Truett jumped the record by 751 reps. In the world of elite pull-ups, that is a canyon-sized gap.

What This Means for Your Own Training

Look, most of us aren't going to do 10,000 pull-ups. Most of us struggle to do 10 with good form. But the lessons from Truett’s journey are actually pretty practical for the average person hitting the gym.

First, your hands are your weakest link. If you’re going for high-volume calisthenics, you have to take care of your skin. Use chalk, use grips, and for the love of everything, shave your callouses down so they don't tear off in giant chunks.

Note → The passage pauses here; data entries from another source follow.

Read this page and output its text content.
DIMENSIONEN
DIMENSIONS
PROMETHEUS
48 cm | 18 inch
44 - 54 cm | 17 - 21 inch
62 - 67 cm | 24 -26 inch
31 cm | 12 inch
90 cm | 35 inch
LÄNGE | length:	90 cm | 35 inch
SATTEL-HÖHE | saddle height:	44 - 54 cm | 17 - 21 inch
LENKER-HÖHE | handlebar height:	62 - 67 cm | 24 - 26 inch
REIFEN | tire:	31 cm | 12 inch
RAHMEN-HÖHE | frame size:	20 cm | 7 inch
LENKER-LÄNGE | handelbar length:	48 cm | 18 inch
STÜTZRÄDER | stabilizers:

Second, volume is king. You don't get better at pull-ups by doing "lat pulldowns" or "bicep curls." You get better by doing pull-ups. Truett’s 120,000-rep training cycle is proof that the body can adapt to almost anything if you scale the volume slowly enough.

Finally, the "Why" matters. Truett didn't do this for the Guinness plaque. He did it because he felt he had "festering" unfinished business. If you don't have a deep, almost irrational reason for chasing a goal, you’ll quit when the pain gets "too heavy," as Truett puts it.

Actionable Takeaways from the Hanes Method

If you're inspired by the Truett Hanes pull up record, don't go out and try to do 1,000 reps today. You'll end up in the hospital with rhabdo. Instead, try these steps:

  1. Test Your Max: Find out what your current "clean" max is. No kipping, no half-reps.
  2. The "Every Minute on the Minute" (EMOM) Strategy: This is how records are broken. Instead of doing one big set, do 2-3 reps every minute for 20 minutes. It builds volume without frying your nervous system.
  3. Build Your "Grip" Endurance: Hang from the bar for as long as you can at the end of every workout. Your back can usually handle more than your hands can.
  4. Track the Total: Stop worrying about how many you can do at once. Start tracking how many you can do in a week. If you do 50 a day, that's 18,250 a year. That’s a massive foundation.

Truett Hanes showed that "super strength" isn't a requirement for greatness. He admits he wasn't born with unique abilities. He was just the guy who refused to stay in second place. Whether you're aiming for 10 reps or 10,000, that mindset is the only thing that actually works.